Göl kenarından devam ederseniz yol köyün
içine kadar devam ediyor. Buradan
kiraladığınız kayıklar ile mezarlığa
ulaşabiliyorsunuz. Ancak bizim şoförü bu
köye gitmek için ikna edemediğimiz için
köye varmadan önce bir iskelede duruyor.
Buradan bot kiralamamızın bizim için daha
iyi olacağını, köylülerin çok üçkağıtçı
olduğunu söylüyor. Zaten daha önce gezi
yazılarında okuduğum gibi iskeleye
gelmeden durduruluyoruz ve bizi bota
götürebileceklerini söylüyorlar. Bu
numarayı biliyoruz. Motosiklet ile bizi
köylüye teslim edip yüklüce
komisyonlarını kapacaklar ama biz
kanmıyoruz. Teşekkür edip iskeleye
yanaşıyoruz. Şiddetli bir yağmur
başlıyor, bir süre arabada geçmesini
bekleyip iskeleye iniyoruz. Gişe içindeki
görevli kocaman fiyat listesini
gösteriyor. Tekne 500 bin rupi, her bir
kişi için 20 bin rupi. Yani tek kişi 520
bin iken, 3 kişi 560 bin rupi. Sanırım 9
kişiye kadar aynı tekneyle gitmek
mümkündü.  Ayfer, Ata Erk ile arabada
kalmaya karar veriyor. Grup olarak çok
avantajlı olsa da ben onca parayı tek
başıma gitmek için veriyorum.
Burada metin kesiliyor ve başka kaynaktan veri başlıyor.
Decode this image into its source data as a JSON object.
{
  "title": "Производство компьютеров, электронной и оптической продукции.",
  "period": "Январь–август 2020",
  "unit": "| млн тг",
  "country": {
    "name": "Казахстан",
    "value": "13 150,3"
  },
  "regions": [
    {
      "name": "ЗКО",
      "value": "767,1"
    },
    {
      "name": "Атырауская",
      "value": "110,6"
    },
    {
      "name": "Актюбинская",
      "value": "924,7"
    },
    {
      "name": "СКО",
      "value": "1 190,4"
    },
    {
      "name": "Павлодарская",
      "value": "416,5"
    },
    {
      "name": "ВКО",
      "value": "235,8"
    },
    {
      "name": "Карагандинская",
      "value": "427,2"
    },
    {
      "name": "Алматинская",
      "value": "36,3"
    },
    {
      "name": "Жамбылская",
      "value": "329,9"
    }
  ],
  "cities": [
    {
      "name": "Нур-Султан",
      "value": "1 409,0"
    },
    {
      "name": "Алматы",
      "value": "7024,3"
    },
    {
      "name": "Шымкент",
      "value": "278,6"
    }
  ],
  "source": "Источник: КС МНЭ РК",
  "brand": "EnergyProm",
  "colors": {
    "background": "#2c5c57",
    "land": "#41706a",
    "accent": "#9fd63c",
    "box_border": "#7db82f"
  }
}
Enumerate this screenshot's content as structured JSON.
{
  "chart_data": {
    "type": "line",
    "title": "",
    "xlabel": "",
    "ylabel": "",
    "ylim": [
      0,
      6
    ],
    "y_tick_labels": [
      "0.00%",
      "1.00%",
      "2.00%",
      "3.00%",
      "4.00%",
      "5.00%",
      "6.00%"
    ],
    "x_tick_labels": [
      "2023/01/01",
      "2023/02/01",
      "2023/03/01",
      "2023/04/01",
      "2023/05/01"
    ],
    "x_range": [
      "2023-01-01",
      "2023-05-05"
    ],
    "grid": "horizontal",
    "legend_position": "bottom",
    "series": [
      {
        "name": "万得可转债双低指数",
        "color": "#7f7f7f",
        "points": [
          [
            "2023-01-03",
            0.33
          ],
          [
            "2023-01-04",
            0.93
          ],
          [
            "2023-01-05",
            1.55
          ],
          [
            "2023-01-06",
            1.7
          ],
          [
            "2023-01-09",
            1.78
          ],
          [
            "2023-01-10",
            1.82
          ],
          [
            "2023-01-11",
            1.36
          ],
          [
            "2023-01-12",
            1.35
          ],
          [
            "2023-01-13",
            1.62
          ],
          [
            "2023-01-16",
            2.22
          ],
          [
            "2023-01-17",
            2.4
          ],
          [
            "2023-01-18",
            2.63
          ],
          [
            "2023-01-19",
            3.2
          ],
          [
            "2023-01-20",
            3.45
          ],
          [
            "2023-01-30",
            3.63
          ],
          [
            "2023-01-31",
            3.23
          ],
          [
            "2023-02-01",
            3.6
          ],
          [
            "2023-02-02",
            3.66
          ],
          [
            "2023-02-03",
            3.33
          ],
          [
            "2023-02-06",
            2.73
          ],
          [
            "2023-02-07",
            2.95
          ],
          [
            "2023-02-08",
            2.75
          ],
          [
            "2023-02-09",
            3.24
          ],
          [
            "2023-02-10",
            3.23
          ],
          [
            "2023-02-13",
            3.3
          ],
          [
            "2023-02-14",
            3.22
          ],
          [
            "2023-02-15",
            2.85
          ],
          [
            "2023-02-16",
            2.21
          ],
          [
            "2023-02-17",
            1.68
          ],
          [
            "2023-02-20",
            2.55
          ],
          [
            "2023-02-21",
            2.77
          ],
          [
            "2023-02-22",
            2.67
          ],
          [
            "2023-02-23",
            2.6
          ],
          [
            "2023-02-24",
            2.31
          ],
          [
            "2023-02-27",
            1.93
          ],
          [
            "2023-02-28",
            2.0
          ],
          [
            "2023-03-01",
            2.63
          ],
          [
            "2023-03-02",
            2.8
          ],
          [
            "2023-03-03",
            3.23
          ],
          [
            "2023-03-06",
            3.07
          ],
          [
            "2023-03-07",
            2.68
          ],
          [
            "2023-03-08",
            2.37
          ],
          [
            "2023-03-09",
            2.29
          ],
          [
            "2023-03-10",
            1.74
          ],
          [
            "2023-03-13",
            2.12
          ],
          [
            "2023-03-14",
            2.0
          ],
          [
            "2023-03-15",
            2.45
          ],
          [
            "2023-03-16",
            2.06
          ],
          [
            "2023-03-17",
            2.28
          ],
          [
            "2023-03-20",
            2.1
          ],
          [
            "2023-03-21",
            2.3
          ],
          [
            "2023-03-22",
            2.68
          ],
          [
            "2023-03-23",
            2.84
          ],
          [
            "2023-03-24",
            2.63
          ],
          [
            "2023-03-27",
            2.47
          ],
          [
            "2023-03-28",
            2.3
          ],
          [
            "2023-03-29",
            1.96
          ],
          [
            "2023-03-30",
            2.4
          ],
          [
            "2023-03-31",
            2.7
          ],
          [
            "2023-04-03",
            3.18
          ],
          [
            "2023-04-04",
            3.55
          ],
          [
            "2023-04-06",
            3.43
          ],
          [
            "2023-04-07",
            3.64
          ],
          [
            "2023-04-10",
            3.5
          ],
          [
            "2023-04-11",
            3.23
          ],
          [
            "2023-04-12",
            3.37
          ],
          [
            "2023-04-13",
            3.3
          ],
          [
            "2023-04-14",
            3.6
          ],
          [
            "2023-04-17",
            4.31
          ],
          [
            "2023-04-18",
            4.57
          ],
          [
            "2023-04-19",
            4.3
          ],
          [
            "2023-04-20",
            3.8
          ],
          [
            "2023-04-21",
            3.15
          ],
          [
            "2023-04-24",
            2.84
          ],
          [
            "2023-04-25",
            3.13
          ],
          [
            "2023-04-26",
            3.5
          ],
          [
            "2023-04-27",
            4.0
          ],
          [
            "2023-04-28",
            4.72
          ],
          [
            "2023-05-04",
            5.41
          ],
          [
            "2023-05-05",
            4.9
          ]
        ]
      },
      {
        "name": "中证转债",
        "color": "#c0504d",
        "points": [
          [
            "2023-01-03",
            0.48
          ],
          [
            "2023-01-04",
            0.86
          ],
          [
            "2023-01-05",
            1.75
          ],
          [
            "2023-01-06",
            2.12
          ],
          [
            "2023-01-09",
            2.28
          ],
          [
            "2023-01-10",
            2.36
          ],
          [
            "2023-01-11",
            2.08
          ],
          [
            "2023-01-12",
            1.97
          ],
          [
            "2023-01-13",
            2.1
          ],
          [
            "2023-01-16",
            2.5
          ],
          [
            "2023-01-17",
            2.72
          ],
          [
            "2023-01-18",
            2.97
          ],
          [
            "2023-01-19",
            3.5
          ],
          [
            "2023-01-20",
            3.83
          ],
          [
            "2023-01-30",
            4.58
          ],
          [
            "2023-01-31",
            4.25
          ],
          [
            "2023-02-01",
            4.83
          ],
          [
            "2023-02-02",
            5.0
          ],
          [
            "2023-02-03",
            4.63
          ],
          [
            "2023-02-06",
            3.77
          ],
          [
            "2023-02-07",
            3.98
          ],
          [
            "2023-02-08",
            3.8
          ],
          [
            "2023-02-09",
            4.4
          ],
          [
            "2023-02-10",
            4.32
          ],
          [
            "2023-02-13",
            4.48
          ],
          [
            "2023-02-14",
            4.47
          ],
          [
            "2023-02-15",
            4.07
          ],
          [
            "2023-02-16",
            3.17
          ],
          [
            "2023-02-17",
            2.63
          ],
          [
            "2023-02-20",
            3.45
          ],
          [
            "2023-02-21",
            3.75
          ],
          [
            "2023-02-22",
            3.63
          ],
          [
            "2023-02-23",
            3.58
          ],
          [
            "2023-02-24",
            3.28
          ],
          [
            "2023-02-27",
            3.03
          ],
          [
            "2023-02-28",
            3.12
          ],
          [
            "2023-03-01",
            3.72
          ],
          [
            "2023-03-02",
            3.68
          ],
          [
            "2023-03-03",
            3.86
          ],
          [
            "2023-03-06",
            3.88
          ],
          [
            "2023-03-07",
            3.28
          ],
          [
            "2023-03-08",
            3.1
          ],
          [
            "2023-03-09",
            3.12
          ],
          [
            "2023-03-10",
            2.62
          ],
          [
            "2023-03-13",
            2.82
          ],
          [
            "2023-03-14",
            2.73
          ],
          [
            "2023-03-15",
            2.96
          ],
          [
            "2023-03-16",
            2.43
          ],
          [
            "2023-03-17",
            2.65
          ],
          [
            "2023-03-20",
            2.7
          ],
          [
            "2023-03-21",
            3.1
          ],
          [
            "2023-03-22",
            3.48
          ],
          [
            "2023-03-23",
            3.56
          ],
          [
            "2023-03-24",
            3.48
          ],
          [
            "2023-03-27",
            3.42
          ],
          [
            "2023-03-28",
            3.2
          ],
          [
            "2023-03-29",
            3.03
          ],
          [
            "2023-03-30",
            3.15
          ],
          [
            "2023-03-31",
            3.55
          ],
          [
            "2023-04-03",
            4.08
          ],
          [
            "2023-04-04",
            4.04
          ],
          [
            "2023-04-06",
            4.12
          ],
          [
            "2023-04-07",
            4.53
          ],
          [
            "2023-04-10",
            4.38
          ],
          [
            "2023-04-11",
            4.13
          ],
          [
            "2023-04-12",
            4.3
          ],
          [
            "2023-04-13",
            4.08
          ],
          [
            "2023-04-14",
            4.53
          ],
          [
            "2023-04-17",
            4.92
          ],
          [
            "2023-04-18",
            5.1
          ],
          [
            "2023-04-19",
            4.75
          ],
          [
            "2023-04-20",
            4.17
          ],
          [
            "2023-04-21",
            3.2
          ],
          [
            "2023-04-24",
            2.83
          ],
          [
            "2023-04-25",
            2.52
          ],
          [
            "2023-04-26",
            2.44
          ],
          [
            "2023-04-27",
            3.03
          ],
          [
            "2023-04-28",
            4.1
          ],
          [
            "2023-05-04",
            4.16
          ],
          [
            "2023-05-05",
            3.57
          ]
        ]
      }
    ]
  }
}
Havanın
yağmurlu ve gideceğimiz mezarlıkta
ölülerin ulu orta gömülmeden duruyor
olması sebebiyle Ata Erk’in
gidemeyeceğine karar veriyoruz. Yağmur
biraz sakinleyince yola koyuluyorum.
Gölün tam ortasına gelmişken, botla tam
sürat giderken hayatımın ilk selfisini
çekmeye yelteniyorum, 150 beygirlik sürat
motoru birden arkasından bir el bizi
tutarcasına duruyor ve olağan gücüyle
bağırmaya başlıyor. Yarısına kadar su
dolu teknede savruluyorum. İlk önce
telefonu sağlama alıyorum, fotoğraf
makinesinden sonra başka kayıp verme
lüksümüz yok.  Doğrulup neler olduğunu
anlamaya çalışırken kaptan tekneyi stop
etme derdinde. Motor resmen çıldırdı,
susmak bilmiyor. Botun motorunun teknenin
içine düştüğünü görüyorum. Şans işte, ya
göle düşseydi. Neyse motor stop edilip
yerine takılıyor, 10 dakika uğraş sonrası
zorla çalıştırıp yola devam ediliyor.
Gölün ortasına balık avlamak için
çekilen, koca halata mı kızarsın yoksa
benim çektiğim selfiye mi, ya da o
selfiye dahil olmak için yoluna değil de
telefona bakan kaptana mı, bilemiyorum.
Ama mezarlığa gelene kadar kaptan son
sürat gitmese de korkudan tuttuğum yeri
bırakmıyorum.
İskeleye yanaştığımızda mezarlığı gezmek
için 10 bin rupi (3tl) bilet karşılığı
ücret alınıyor. Bir 10 bin rupiye de
şemsiye kiralıyorum. Eğer köyü de gezmek
isterseniz bir 10 bin rupi daha vermeniz
gerekiyor. Ben zaman darlığından köyü pas
geçiyorum. Ben, iki görevli ve kaptan
dışında başka kimse yok. Bu havada akıllı
işi değil zaten buralara gelmek. Mezarlık
küçücük, fazla kişi alabilecek kapasitede
değil.  4-5 tane cenaze ağaç dallarlıyla
örtülmüş, dalların arasından kafatasları
ve kıyafetlerini görmek mümkün, diğer
çürüyen cesetlerin kafatasları ise bir
köşeye toplanmış duruyor. Buranın
özelliği: Dünyada sadece Terunyan köyü
sakinleri, diğer Hinduların aksine
ölülerini yakmak yerine öylesine
mezarlığa koyup, üzerine çit biçiminde
dallarla yarı görünür biçimde örtüp
bırakmakmış. Çürümeye öylesine terk
edilmelerine karşın, sandal ağaçları
dolayısıyla koku vs olmuyor. Çok fazla
görselliği olmasa da eşi benzeri
olmadığından görülebilir bir yer olarak
kayıtlara geçiyor. Yağmur altında resim
ve küçük bir video kaydı ardından geri
dönüyoruz. 1 saatten az bir zamanda
mezarlık gezimizi sonlandırıyoruz.
Mezarlık sonrası planda “Besakih Temple” var. Bu Hint tapınağı, Bali’de
gördüğümüz tapınakların içinde en büyüğü.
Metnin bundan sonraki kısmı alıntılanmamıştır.